While Murphy was ultimately unhappy with How Could It Be’s commercial performance and sound, he’s always liked “Party All the Time,” the little gem he and James cooked up while being snowed-in in Buffalo. “That sold a million copies,” Murphy told Billboard six years ago. “It’s one of the biggest records of Rick James’ career. It’s a great song. I still hear it all the time on the radio, and thousands of people have cut covers of it in every which way.”

He’s not exaggerating. Look around online and you’ll find lots of dance-y remakes of “Party All the Time,” which (whether sincerely or with tongue in cheek) pay homage to the original’s profoundly 1980s vibe. Glee made it a centerpiece of a Season Five episode, with Gwyneth Paltrow playing into the era’s big hair and roller-skating cheesiness…

…while on the complete opposite side of the spectrum, the metal band Children of Bodom turned “Party All the Time” into a screamo anthem rife with fiery riffs. If their version is supposed to be a sendup, well, these guys commit to the bit with such intensity that they failed miserably. It legitimately rocks.

In recent years, Murphy has been more in the public eye, earning plaudits for Dolemite Is My Name and cashing in on people’s fondness for Coming to America with this weekend’s sequel. And while promoting Coming 2 America, he talked about all those songs he’s got sitting in the can that he’ll never release. “That’s kind of, like, young folks do that,” he said about the possibility of putting out new music. “The Rolling Stones ain’t putting no records out! They’re playing their old tracks. Nobody wants to hear the Rolling Stones’ new shit.”

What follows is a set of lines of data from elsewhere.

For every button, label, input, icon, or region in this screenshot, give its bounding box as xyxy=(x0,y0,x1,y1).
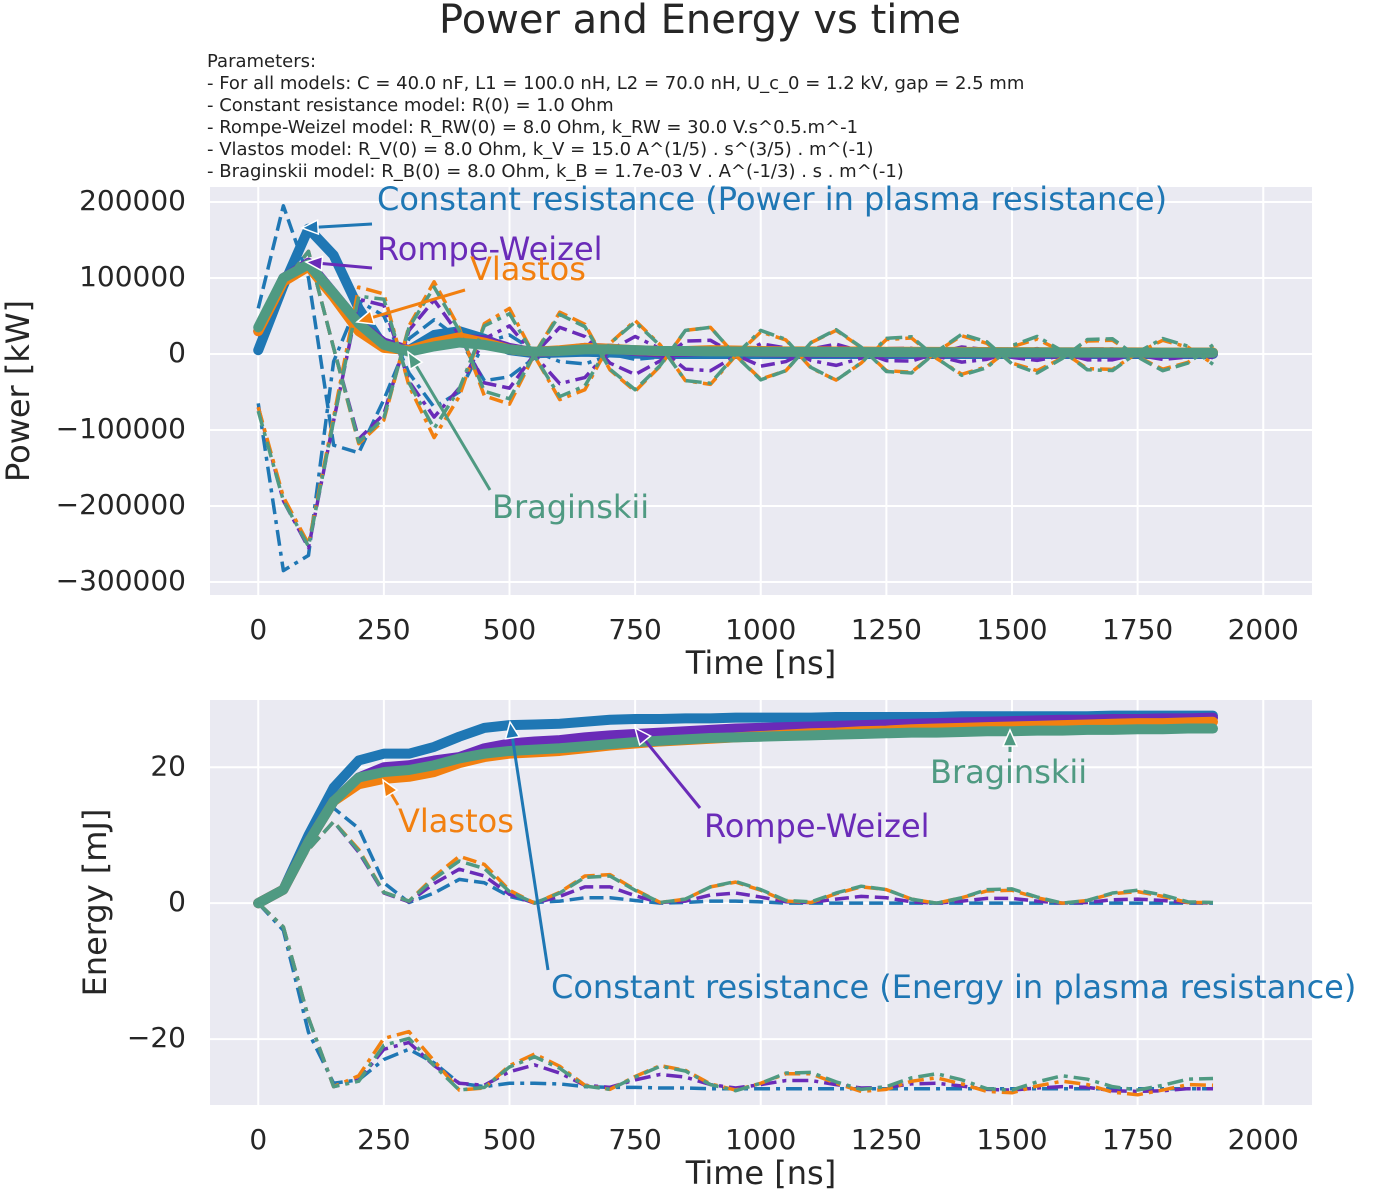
annotation: Braginskii xyxy=(930,753,1087,791)
series-line xyxy=(253,723,1219,909)
plot-area xyxy=(253,710,1219,1097)
x-tick-label: 1250 xyxy=(851,613,922,646)
y-tick-label: −100000 xyxy=(56,412,186,445)
parameter-line: - Braginskii model: R_B(0) = 8.0 Ohm, k_… xyxy=(207,161,904,182)
series-line xyxy=(256,249,1215,444)
y-axis-label: Energy [mJ] xyxy=(76,809,114,997)
x-tick-label: 1000 xyxy=(725,1123,796,1156)
annotation-arrowhead xyxy=(382,778,399,799)
x-tick-label: 1000 xyxy=(725,613,796,646)
annotation: Constant resistance (Energy in plasma re… xyxy=(551,968,1356,1006)
annotation: Vlastos xyxy=(398,802,514,840)
annotation: Vlastos xyxy=(470,250,586,288)
annotation: Braginskii xyxy=(492,488,649,526)
annotation-arrowhead xyxy=(407,350,424,371)
series-line xyxy=(257,901,1214,1093)
series-line xyxy=(257,819,1214,905)
x-tick-label: 2000 xyxy=(1228,1123,1299,1156)
parameter-line: - Vlastos model: R_V(0) = 8.0 Ohm, k_V =… xyxy=(207,139,874,160)
y-tick-label: 100000 xyxy=(79,260,186,293)
annotation-arrowhead xyxy=(355,309,376,326)
x-axis-label: Time [ns] xyxy=(685,1154,836,1192)
annotation-arrowhead xyxy=(304,255,324,272)
x-tick-label: 1500 xyxy=(976,1123,1047,1156)
x-tick-label: 1750 xyxy=(1102,1123,1173,1156)
y-tick-label: −300000 xyxy=(56,564,186,597)
series-line xyxy=(256,204,1214,455)
annotation-arrowhead xyxy=(633,726,652,747)
x-tick-label: 500 xyxy=(483,1123,536,1156)
y-tick-label: 200000 xyxy=(79,184,186,217)
y-tick-label: −200000 xyxy=(56,488,186,521)
x-tick-label: 250 xyxy=(357,613,410,646)
annotation-arrowhead xyxy=(504,720,521,740)
annotation: Rompe-Weizel xyxy=(377,230,603,268)
series-line xyxy=(256,294,1215,549)
x-tick-label: 0 xyxy=(249,1123,267,1156)
annotation-arrowhead xyxy=(300,218,320,236)
annotation-arrow xyxy=(510,737,550,971)
x-tick-label: 1750 xyxy=(1102,613,1173,646)
x-tick-label: 250 xyxy=(357,1123,410,1156)
series-line xyxy=(257,901,1214,1094)
parameter-line: Parameters: xyxy=(207,51,316,72)
x-tick-label: 1250 xyxy=(851,1123,922,1156)
x-tick-label: 750 xyxy=(608,613,661,646)
x-tick-label: 2000 xyxy=(1228,613,1299,646)
annotation: Rompe-Weizel xyxy=(704,807,930,845)
series-line xyxy=(257,806,1214,905)
figure-title: Power and Energy vs time xyxy=(439,0,961,43)
y-tick-label: 0 xyxy=(168,336,186,369)
y-tick-label: −20 xyxy=(127,1021,186,1054)
plot-area xyxy=(253,204,1219,573)
annotation-arrow xyxy=(371,288,466,319)
annotation-arrow xyxy=(317,222,373,229)
y-axis-label: Power [kW] xyxy=(0,300,37,482)
parameter-line: - Rompe-Weizel model: R_RW(0) = 8.0 Ohm,… xyxy=(207,117,858,138)
y-tick-label: 20 xyxy=(150,749,186,782)
parameter-line: - Constant resistance model: R(0) = 1.0 … xyxy=(207,95,614,116)
x-tick-label: 0 xyxy=(249,613,267,646)
annotation-arrow xyxy=(321,261,373,270)
x-tick-label: 500 xyxy=(483,613,536,646)
annotation: Constant resistance (Power in plasma res… xyxy=(377,180,1167,218)
y-tick-label: 0 xyxy=(168,885,186,918)
annotation-arrowhead xyxy=(1001,728,1019,747)
annotation-arrow xyxy=(389,792,400,806)
x-axis-label: Time [ns] xyxy=(685,644,836,682)
series-line xyxy=(253,259,1219,358)
x-tick-label: 1500 xyxy=(976,613,1047,646)
annotation-arrow xyxy=(643,739,702,809)
annotation-arrow xyxy=(414,364,492,491)
x-tick-label: 750 xyxy=(608,1123,661,1156)
parameter-line: - For all models: C = 40.0 nF, L1 = 100.… xyxy=(207,73,1024,94)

It’s probably just as well. Like many of his 1980s films, “Party All the Time” is a fun little time capsule that chronicles Murphy’s meteoric rise, marking an era in which Eddie Murphy really was the most amazing thing on the planet. It’s hard not to think back to the comment he made to the Times in 1984 about his musical career as it was just getting started: “I think they’re either going to love the fact that I’m singing, or they’ll hate it. If they hate it, I won’t sing anymore, except in my house.” 

Nearly 40 years later, he’s still happily singing in his house.